At a White House dinner in February of 2011, President Obama asked former Apple CEO Steven P. Jobs what it would take to build iPhones in the United States.
Fast forward to early December of 2012. Apple’s new CEO, Tim Cook, appeared to soften Jobs’ unequivocal response when he announced that Apple would invest $100 million to build some of its Mac computers in the U.S. It wasn’t iPhones—which represent the majority of Apple’s revenues—but it was a start.
Some have dismissed Apple’s decision as a PR move, a gesture of goodwill to show that Apple has a stake in the resurgence of U.S. manufacturing. But for Tuck professor Brian Tomlin, an expert in supply chain design, that view is shortsighted and overly cynical. “If you look at companies that excel at operations, such as Apple, you see that they’re continually making sure they have the right global manufacturing footprint,” he says.
In Apple’s case, the right footprint balances efficiency—the ability to make products quickly and cheaply—with flexibility, which allows the supply chain to react to changes in both demand volume and product mix. Different products, Tomlin says, have different efficiency and flexibility profiles. A close look at iPhones and Macs highlights their different supply chain needs, and uncovers the rationale behind Apple’s strategy to build some computers domestically.
First, take iPhones. They don’t come in many options, but quarterly sales figures show huge surges in demand for the devices, so volume flexibility is essential. Who does volume best? “The production system they have in Asia really gives Apple the ability to quickly ramp up production,” says Tomlin. That’s because factories there can tap into the robust ecosystem of workers and component suppliers to increase output on short notice.
But Macs are different. They don’t have the same volatility of demand and, says Tomlin, “they are sold with many different configurations, which means that product variety is important.” Here, the key is “mix” flexibility—an ability for the supply chain to adapt to a change in the mix of products sold, while offering increased customization and customer service. Apple already does some final assembly of Macs in the U.S., adding more memory or a larger hard drive, for instance. Scaling up manufacturing of Macs closer to the location of demand is an extension of this theme, because “long supply lines and mix flexibility don’t necessarily go hand in hand,” Tomlin says.
Long supply lines have never existed for their own sake. Companies outsourced to Asia because it was the economically efficient thing to do, even when they accounted for direct costs, such as transportation, and hidden costs, such as storing inventory to buffer longer lead times for resupplying markets. But this is changing, Tomlin says. Labor costs are rising in China, diminishing the relative advantage of making goods there. When the tipping point for manufacturing costs is reached, companies will bring production closer to home.
For Tomlin, the question is whether Apple’s move is motivated by efficiency or if it’s more of a hedging strategy. If it’s the former, the company has already determined that it’s cheaper to make Macs in the U.S. If the latter, Tomlin says, “the tipping point hasn’t hit yet, but there’s a high enough probability that it might be reached in the near future that it makes sense to put some capabilities in the U.S.” If Tomlin had to guess, he’d say Apple is hedging. “But either one tells you that the tipping point for Macs has been or may soon be reached,” he says.

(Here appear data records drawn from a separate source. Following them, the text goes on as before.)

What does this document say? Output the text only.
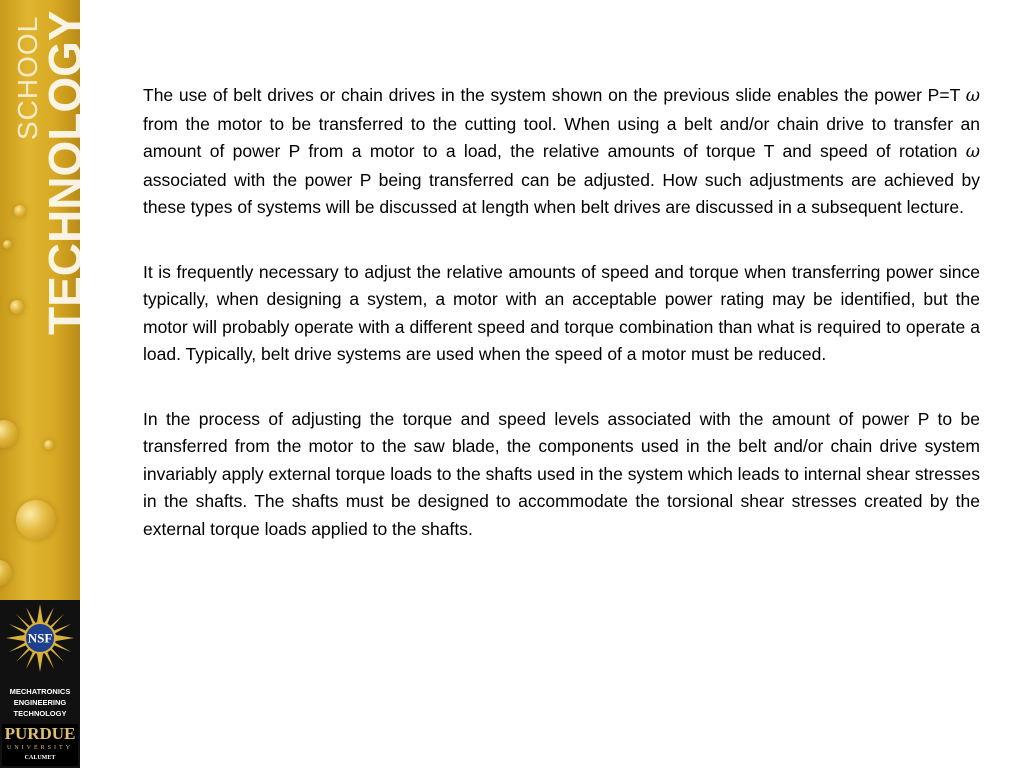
SCHOOL
TECHNOLOGY
NSF
MECHATRONICS
ENGINEERING
TECHNOLOGY
PURDUE
UNIVERSITY
CALUMET

The use of belt drives or chain drives in the system shown on the previous slide enables the power P=T ω from the motor to be transferred to the cutting tool. When using a belt and/or chain drive to transfer an amount of power P from a motor to a load, the relative amounts of torque T and speed of rotation ω associated with the power P being transferred can be adjusted. How such adjustments are achieved by these types of systems will be discussed at length when belt drives are discussed in a subsequent lecture.

It is frequently necessary to adjust the relative amounts of speed and torque when transferring power since typically, when designing a system, a motor with an acceptable power rating may be identified, but the motor will probably operate with a different speed and torque combination than what is required to operate a load. Typically, belt drive systems are used when the speed of a motor must be reduced.

In the process of adjusting the torque and speed levels associated with the amount of power P to be transferred from the motor to the saw blade, the components used in the belt and/or chain drive system invariably apply external torque loads to the shafts used in the system which leads to internal shear stresses in the shafts. The shafts must be designed to accommodate the torsional shear stresses created by the external torque loads applied to the shafts.
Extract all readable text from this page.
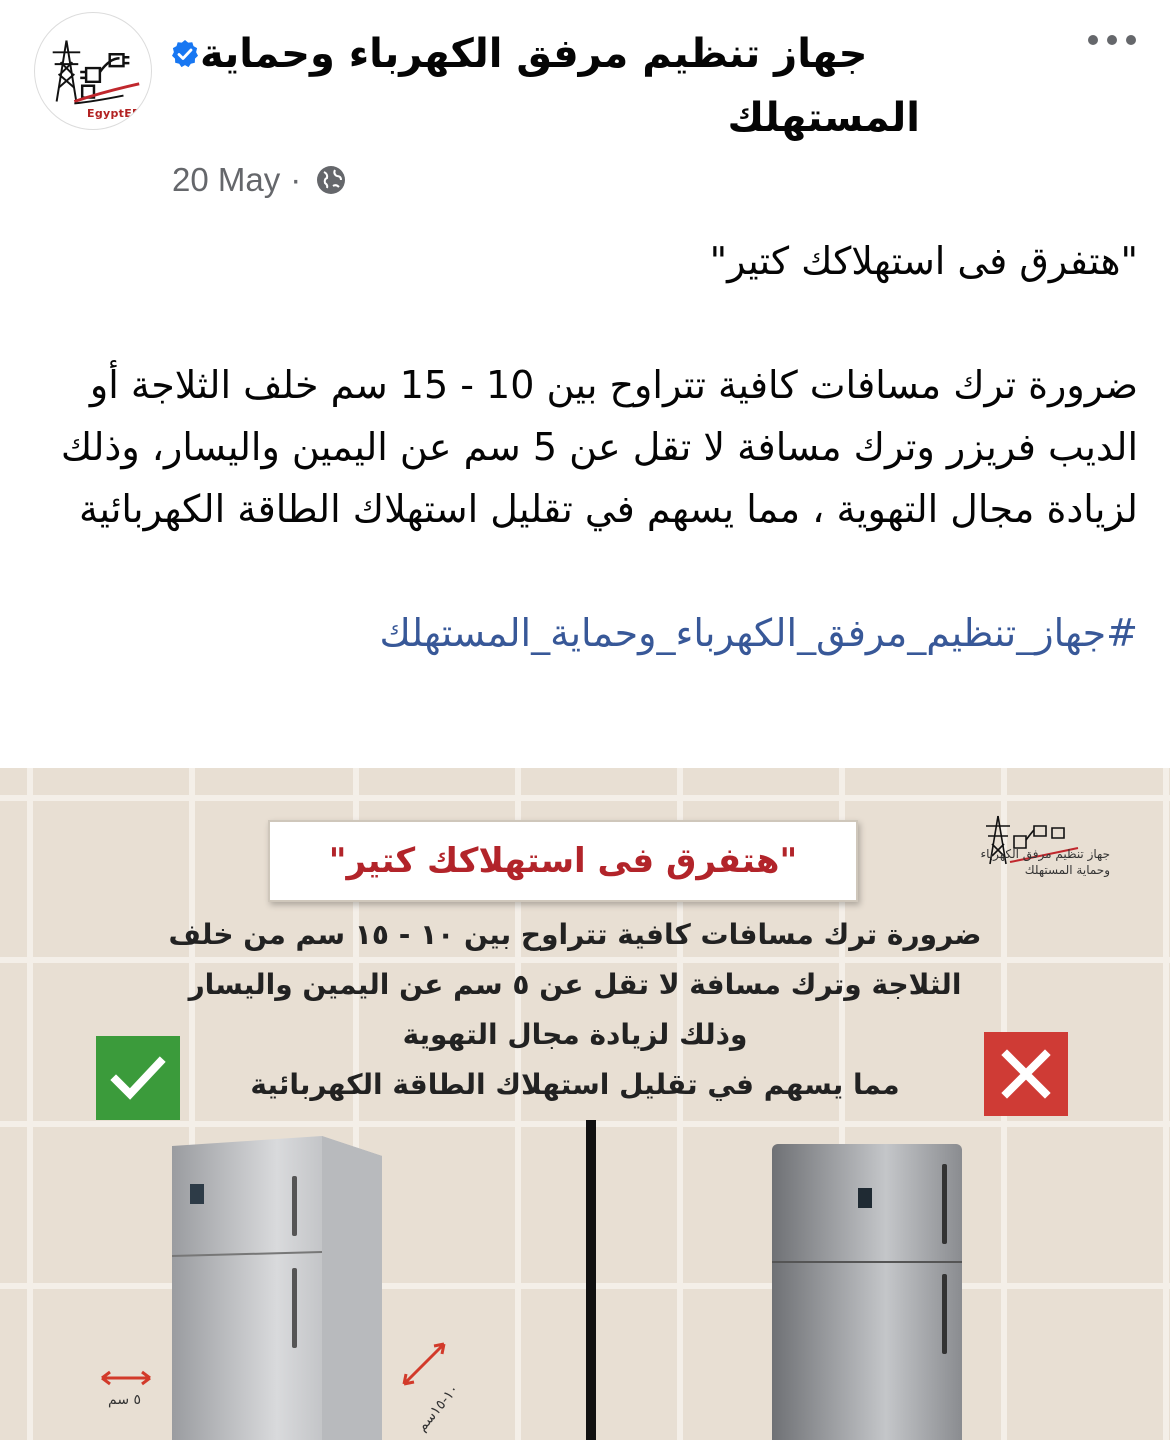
EgyptERA
جهاز تنظيم مرفق الكهرباء وحماية
المستهلك
20 May ·

"هتفرق فى استهلاكك كتير"

ضرورة ترك مسافات كافية تتراوح بين 10 - 15 سم خلف الثلاجة أو الديب فريزر وترك مسافة لا تقل عن 5 سم عن اليمين واليسار، وذلك لزيادة مجال التهوية ، مما يسهم في تقليل استهلاك الطاقة الكهربائية
#جهاز_تنظيم_مرفق_الكهرباء_وحماية_المستهلك
جهاز تنظيم مرفق الكهرباء
وحماية المستهلك
"هتفرق فى استهلاكك كتير"
ضرورة ترك مسافات كافية تتراوح بين ١٠ - ١٥ سم من خلف
الثلاجة وترك مسافة لا تقل عن ٥ سم عن اليمين واليسار
وذلك لزيادة مجال التهوية
مما يسهم في تقليل استهلاك الطاقة الكهربائية
٥ سم
١٠-١٥سم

Another question is what Apple’s $100 million investment will look like. Judging by its track record, the money won’t be used to build factories and manage the entire supply chain; it has a history of outsourcing production and probably doesn’t believe manufacturing is one of its core competencies. Rather, it’s more likely Apple will put the money into buying the production equipment that will be used by its suppliers. This makes sense for two reasons, Tomlin says: Apple has the deep pockets to buy expensive equipment, and if it owns the tools of production it can dictate that suppliers can only use the machines to build Apple products. “It gives Apple more control over their supply base,” Tomlin explains, “so they are less hostage to industry-wide supply-demand imbalances and factories wanting to produce goods for other companies.”
In a sense, Steve Jobs’ dictum is still true: the iPhone manufacturing jobs have yet to migrate to the U.S. The central reason is basically the story of globalization: as U.S. firms found it cheaper to produce abroad, the firms’ suppliers followed, diminishing the domestic manufacturing sector while building a super-efficient production ecosystem in Asia. Building iPhones in the U.S. means more than physically assembling them here; it means relocating much of the supply chain to a place where labor costs are still much higher than almost anywhere else. Such a shift is sure to be a slow one.
Therefore, while a relatively small investment in U.S. production by Apple is a good sign for domestic jobs, Tomlin says, “it’s too early to know if there’s enough component demand here for companies further back up the supply chain to move production.”